LINKAGE MAPPING OF DNA MARKERS GENERATED WITH SPECIFIC AND NON-SPECIFIC GENE PRIMERS IN SOYBEAN

Authors: SOLIMAN, K - ALABAMA A&M; PALADUGU, M - ALABAMA A&M; Devine, Thomas

Submitted to: Biologia Plantarum
Publication Type: Peer Reviewed Journal
Publication Acceptance Date: 1/10/2000
Publication Date: N/A
Citation: N/A

Interpretive Summary: Genes are the entities that control inheritance. In plants, the genes are located in linear order along thread-like structures called chromosomes. The location of the genes on the chromosome determines whether they tend to be co-inherited (as when they are located close together on the same chromosome) or inherited independently (as when the genes are far apart on the same chromosome or on different chromosomes). In this study, 30 molecular marker genes were found to be linked and distributed between five linkage groups and 13 marker genes were found to be independently inherited. This information is useful in constructing comprehensive genetic map of soybean chromosomes. Such information will make breeding of multiple pest resistant cultivars with high oil and protein content much more efficient. This information will be used by soybean breeders in developing improved soybean cultivars, thereby making soybean products available to consumers at reasonable prices and maintaining the competitiveness of U.S. soybean production in world market.

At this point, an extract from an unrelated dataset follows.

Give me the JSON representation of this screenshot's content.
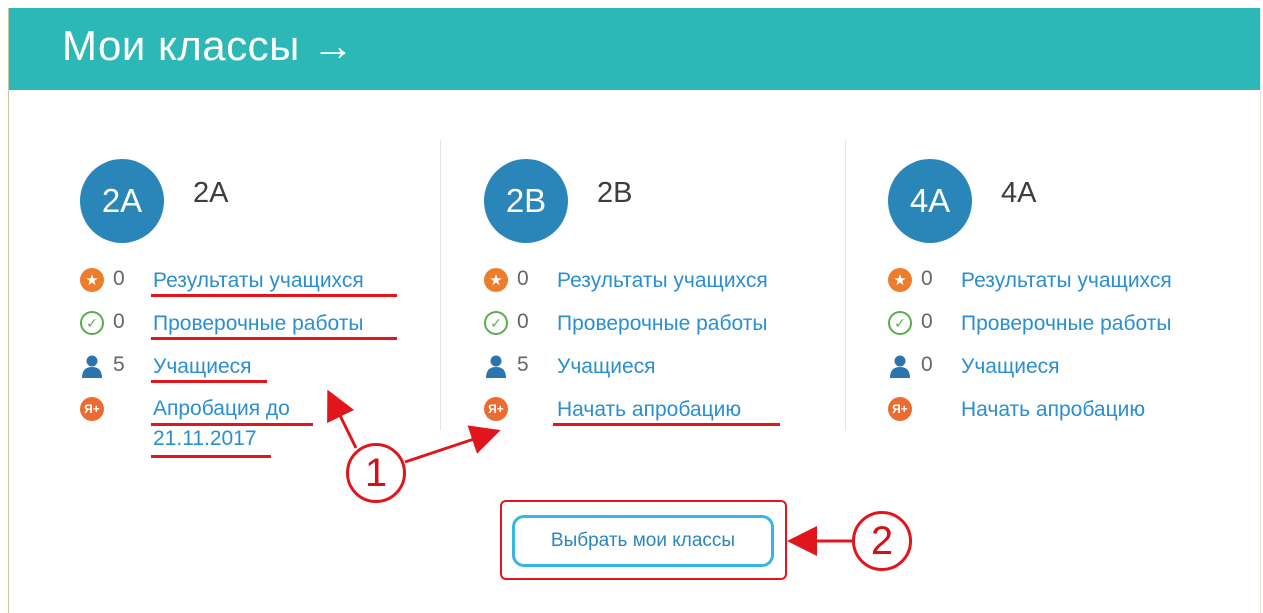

Technical Abstract: Polymerase chain reaction (PCR) has been extensively in the construction of linkage maps for many cultivated crops including soybean, [Glycine max (L.) Merr.]. In this study, four sets of oligonucleotide primer pairs of known genes (pearl millet Adh 1, nodule specific proline-rich protein, Drosophila homeobox, heat shock protein), several different combinations from kits A, D, E, and J (Operon Technologies) of arbitrary primers and five primers pairs of soybean simple sequence repeats of varying length (Satt 9, Satt 20, Satt 42, Satt 64, & Satt 30) were utilized in PCR to identify molecular markers which were the used to construct a genetic linkage map. DNA for the PCR reactions was isolated from 65 recombinant inbred soybean lines resulting from crossing PI 290,136 and BARC-2 (Rj4), followed by self-pollination for seven generations without selection. Mapmaker 3.0, a computer package, was used for construction of the linkage map. A total of 43 polymorphic markers were identified; 30 markers were linked and distributed among 5 linkage groups while 13 markers were unlinked. Arbitrary primers revealed more polymorphisms than specific primers. A combination of arbitrary primers A5 & A18 revealed the maximum number of polymorphic bands. Five observed linkage groups can be expanded in future soybean research by using additional markers.